You are a cooking and robotic expert who output values in JSON format.
You will be given 2 inputs, user text input (let's call this in_text) and an image (in_img) of an object filling the image placed.
Your task is to draw cutting lines on in_img using python to satisfy in_text.

First, let's first describe the object in the image:
(1) tell me the dimension of the image and put it in a key called 'img_dim'.
(2) describe the properties of the object. things like the object's name, whether it is cooked or raw, object's hardness, object's elasticity, object's color, object's shape (square? circle? rectangular? object-specific shape?), object's orientation within the image (vertically longer? horizontally longer? diagonal?), object's average length (if not mentioned specifically), and other things you can describe from the image. put this description in a key called 'object_description'. Make sure you try to acquire the information from the image first before relying on your knowledge base. Try to fill in the remaining properties if you can't see it in the image.
Interpret the object orientation through the image dimension, this will later be important on deciding the pattern's rotation.

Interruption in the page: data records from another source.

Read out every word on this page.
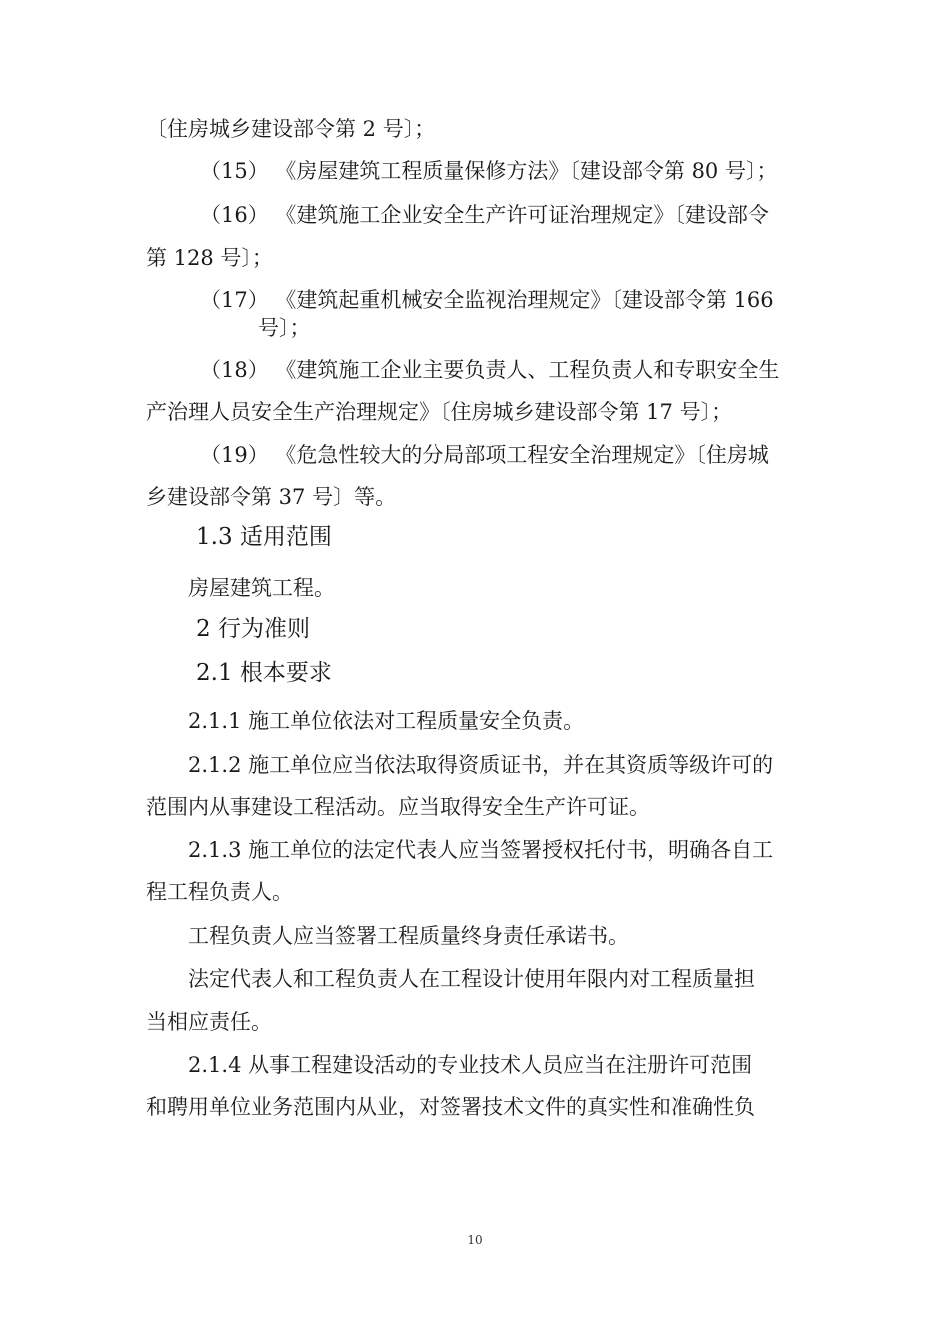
〔住房城乡建设部令第 2 号〕；
（15） 《房屋建筑工程质量保修方法》〔建设部令第 80 号〕；
（16） 《建筑施工企业安全生产许可证治理规定》〔建设部令
第 128 号〕；
（17） 《建筑起重机械安全监视治理规定》〔建设部令第 166
号〕；
（18） 《建筑施工企业主要负责人、工程负责人和专职安全生
产治理人员安全生产治理规定》〔住房城乡建设部令第 17 号〕；
（19） 《危急性较大的分局部项工程安全治理规定》〔住房城
乡建设部令第 37 号〕等。
1.3 适用范围
房屋建筑工程。
2 行为准则
2.1 根本要求
2.1.1 施工单位依法对工程质量安全负责。
2.1.2 施工单位应当依法取得资质证书，并在其资质等级许可的
范围内从事建设工程活动。应当取得安全生产许可证。
2.1.3 施工单位的法定代表人应当签署授权托付书，明确各自工
程工程负责人。
工程负责人应当签署工程质量终身责任承诺书。
法定代表人和工程负责人在工程设计使用年限内对工程质量担
当相应责任。
2.1.4 从事工程建设活动的专业技术人员应当在注册许可范围
和聘用单位业务范围内从业，对签署技术文件的真实性和准确性负
10
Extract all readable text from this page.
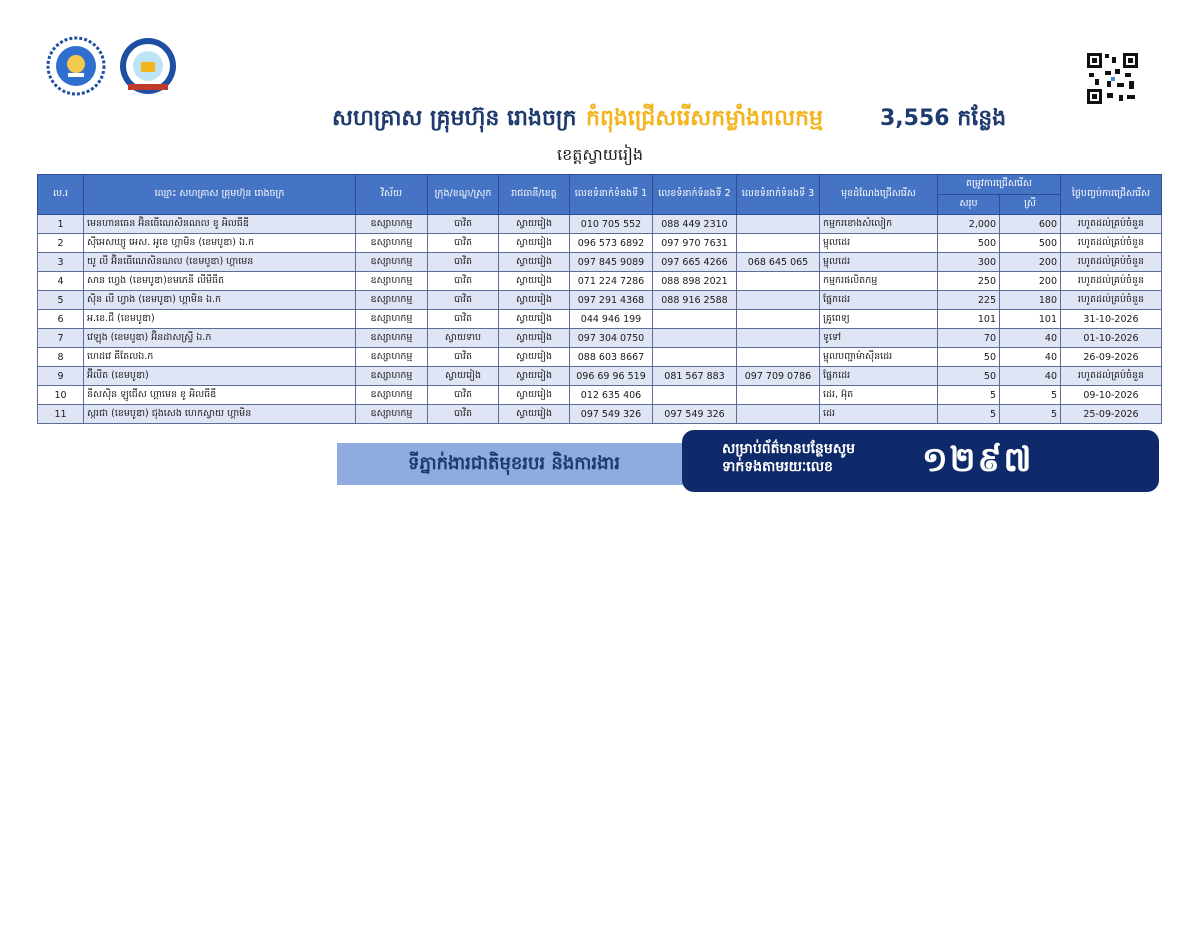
សហគ្រាស គ្រុមហ៊ុន រោងចក្រ កំពុងជ្រើសរើសកម្លាំងពលកម្ម	3,556 កន្លែង
ខេត្តស្វាយរៀង
ល.រ	ឈ្មោះ សហគ្រាស គ្រុមហ៊ុន រោងចក្រ	វិស័យ	ក្រុង/ខណ្ឌ/ស្រុក	រាជធានី/ខេត្ត	លេខទំនាក់ទំនងទី 1	លេខទំនាក់ទំនងទី 2	លេខទំនាក់ទំនងទី 3	មុខដំណែងជ្រើសរើស	តម្រូវការជ្រើសរើស		ថ្ងៃបញ្ចប់ការជ្រើសរើស
									សរុប	ស្រី	
1	មេនហានធេន អ៊ិនធើណេសិនណល ខូ អិលធីឌី	ឧស្សាហកម្ម	បាវិត	ស្វាយរៀង	010 705 552	088 449 2310		កម្មករខោងសំលៀក	2,000	600	រហូតដល់គ្រប់ចំនួន
2	ស៊ីអេសឃ្យូ អេស. អូខេ ហ្គាមិន (ខេមបូឌា) ឯ.ក	ឧស្សាហកម្ម	បាវិត	ស្វាយរៀង	096 573 6892	097 970 7631		ម្ជុលដេរ	500	500	រហូតដល់គ្រប់ចំនួន
3	យូ លី អ៊ិនធើណេសិនណល (ខេមបូឌា) ហ្គាមេន	ឧស្សាហកម្ម	បាវិត	ស្វាយរៀង	097 845 9089	097 665 4266	068 645 065	ម្ជុលដេរ	300	200	រហូតដល់គ្រប់ចំនួន
4	សាន ហ្វេង (ខេមបូឌា)ខមភេនី លីមីធីត	ឧស្សាហកម្ម	បាវិត	ស្វាយរៀង	071 224 7286	088 898 2021		កម្មករផលិតកម្ម	250	200	រហូតដល់គ្រប់ចំនួន
5	ស៊ិន លី ហ្វាង (ខេមបូឌា) ហ្គាមិន ឯ.ក	ឧស្សាហកម្ម	បាវិត	ស្វាយរៀង	097 291 4368	088 916 2588		ផ្នែកដេរ	225	180	រហូតដល់គ្រប់ចំនួន
6	អ.ខេ.ជី (ខេមបូឌា)	ឧស្សាហកម្ម	បាវិត	ស្វាយរៀង	044 946 199			គ្រូពេទ្យ	101	101	31-10-2026
7	វេឡុង (ខេមបូឌា) អ៊ិនដាសស្ទ្រី ឯ.ក	ឧស្សាហកម្ម	ស្វាយទាប	ស្វាយរៀង	097 304 0750			ទូទៅ	70	40	01-10-2026
8	ហេដវេ គីតែលឯ.ក	ឧស្សាហកម្ម	បាវិត	ស្វាយរៀង	088 603 8667			ម្ជុលបញ្ជាម៉ាស៊ីនដេរ	50	40	26-09-2026
9	អ៊ីលីត (ខេមបូឌា)	ឧស្សាហកម្ម	ស្វាយរៀង	ស្វាយរៀង	096 69 96 519	081 567 883	097 709 0786	ផ្នែកដេរ	50	40	រហូតដល់គ្រប់ចំនួន
10	នីសស៊ិន ឡូជើស ហ្គាមេន ខូ អិលធីឌី	ឧស្សាហកម្ម	បាវិត	ស្វាយរៀង	012 635 406			ដេរ, អ៊ុត	5	5	09-10-2026
11	ស្ករជា (ខេមបូឌា) ជុងសេង ហេកស្វាយ ហ្គាមិន	ឧស្សាហកម្ម	បាវិត	ស្វាយរៀង	097 549 326	097 549 326		ដេរ	5	5	25-09-2026
ទីភ្នាក់ងារជាតិមុខរបរ និងការងារ
សម្រាប់ព័ត៌មានបន្ថែមសូម
ទាក់ទងតាមរយៈលេខ	១២៩៧
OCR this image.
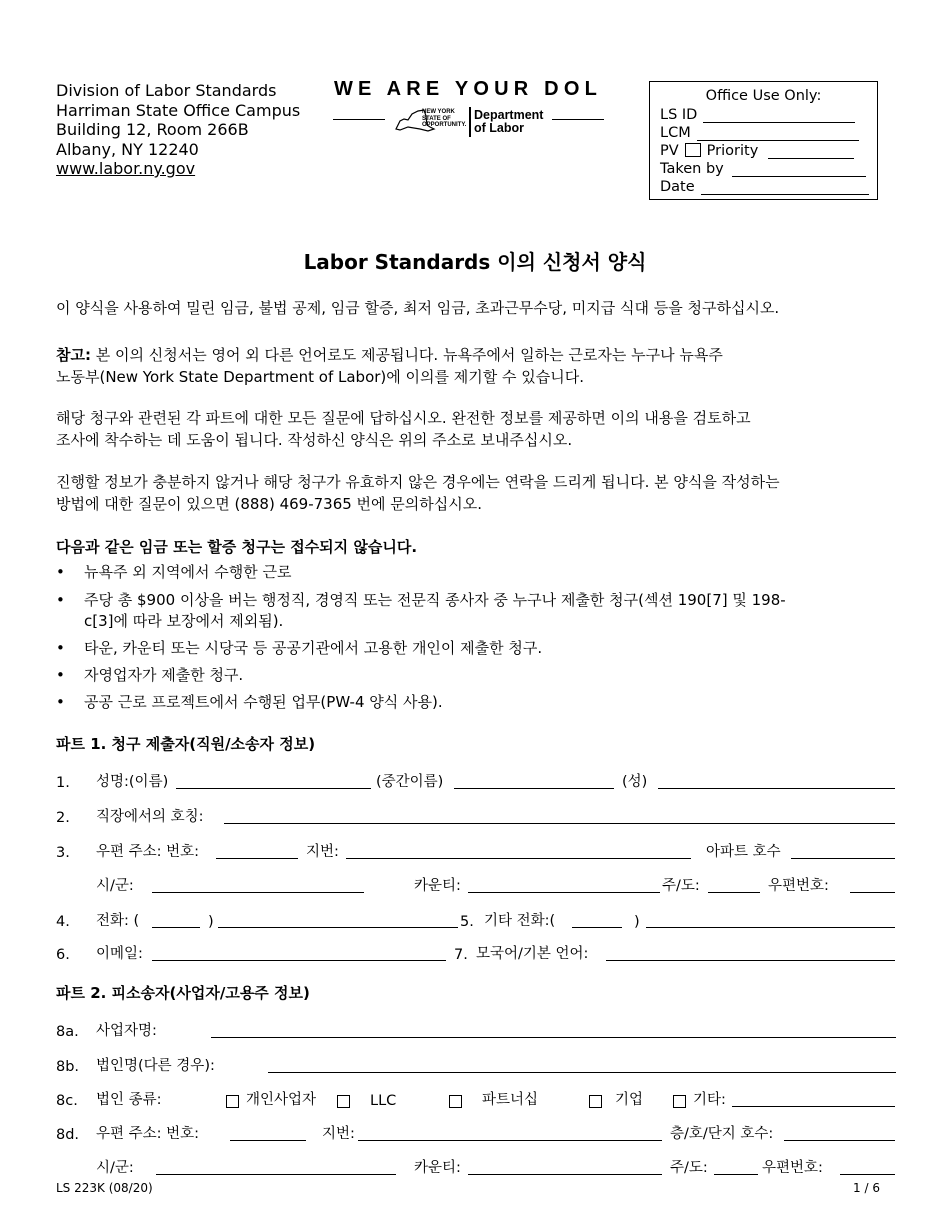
Division of Labor Standards
Harriman State Office Campus
Building 12, Room 266B
Albany, NY 12240
www.labor.ny.gov
WE ARE YOUR DOL
NEW YORK
STATE OF
OPPORTUNITY.
Department
of Labor
Office Use Only:
LS ID
LCM
PV Priority
Taken by
Date
Labor Standards 이의 신청서 양식
이 양식을 사용하여 밀린 임금, 불법 공제, 임금 할증, 최저 임금, 초과근무수당, 미지급 식대 등을 청구하십시오.
참고: 본 이의 신청서는 영어 외 다른 언어로도 제공됩니다. 뉴욕주에서 일하는 근로자는 누구나 뉴욕주
노동부(New York State Department of Labor)에 이의를 제기할 수 있습니다.
해당 청구와 관련된 각 파트에 대한 모든 질문에 답하십시오. 완전한 정보를 제공하면 이의 내용을 검토하고
조사에 착수하는 데 도움이 됩니다. 작성하신 양식은 위의 주소로 보내주십시오.
진행할 정보가 충분하지 않거나 해당 청구가 유효하지 않은 경우에는 연락을 드리게 됩니다. 본 양식을 작성하는
방법에 대한 질문이 있으면 (888) 469-7365 번에 문의하십시오.
다음과 같은 임금 또는 할증 청구는 접수되지 않습니다.
• 뉴욕주 외 지역에서 수행한 근로
• 주당 총 $900 이상을 버는 행정직, 경영직 또는 전문직 종사자 중 누구나 제출한 청구(섹션 190[7] 및 198-
c[3]에 따라 보장에서 제외됨).
• 타운, 카운티 또는 시당국 등 공공기관에서 고용한 개인이 제출한 청구.
• 자영업자가 제출한 청구.
• 공공 근로 프로젝트에서 수행된 업무(PW-4 양식 사용).
파트 1. 청구 제출자(직원/소송자 정보)
1. 성명:(이름)	(중간이름)	(성)
2. 직장에서의 호칭:
3. 우편 주소: 번호:	지번:	아파트 호수
시/군:	카운티:	주/도:	우편번호:
4. 전화: (	)	5. 기타 전화:(	)
6. 이메일:	7. 모국어/기본 언어:
파트 2. 피소송자(사업자/고용주 정보)
8a. 사업자명:
8b. 법인명(다른 경우):
8c. 법인 종류:	개인사업자	LLC	파트너십	기업	기타:
8d. 우편 주소: 번호:	지번:	층/호/단지 호수:
시/군:	카운티:	주/도:	우편번호:
LS 223K (08/20)	1 / 6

Second, describe the object in the picture, then describe in detail how you would cut the object on the image into the desired result and put it in a key called 'description'. Create the design pattern using a combination of one or multiple keypoint pairs (lines).
To make sure the plan is correct, 
-in the first sentence describe the user desired outcome (e.g. equal cut, 5 slices, 8 slices, etc)
-in the second sentence describe the type of design you want to use (grid-based or radial-based) (e.g. grid-based where you cut the objects into rows and columns no matter the cuts are combinations of horizontal+vertical cuts or horizontal+diagonal cuts, radial-based where you the cut is specifically cit like a pie). Only use radial cuts on circular shaped objects unless specifically asked.
-in the third sentence describe your plan in detail based on the design type in the previous sentence on how you would cut the object while considering the properties of the object (described in 'object_description') and the user desired outcome.
For example if I asked for 9 equal slices for an object, if the object shape is circular, then cut it using radial cuts on 360/9=40 degree cuts, meanwhile if the object shape is square/rectangular, then cut it using grids (e.g. 3 rows, 3 columns) for 9 equal cuts. 
Notes:
-Try utilizing your knowledge of the object parts ratio to create the cutting pattern if needed.
-When handling cutting plan with some calculation, try to assert that the (number_of_cuts+1)*length_cut==total_length
-You can use just horizontal cuts OR just vertical cuts OR just diagonal cuts OR grids of vertical and horizontal cuts OR other combinations of horizontal, vertical, & diagonal cuts, just make sure it achieves the user desired outcome correctly, you can try different ones for your plan.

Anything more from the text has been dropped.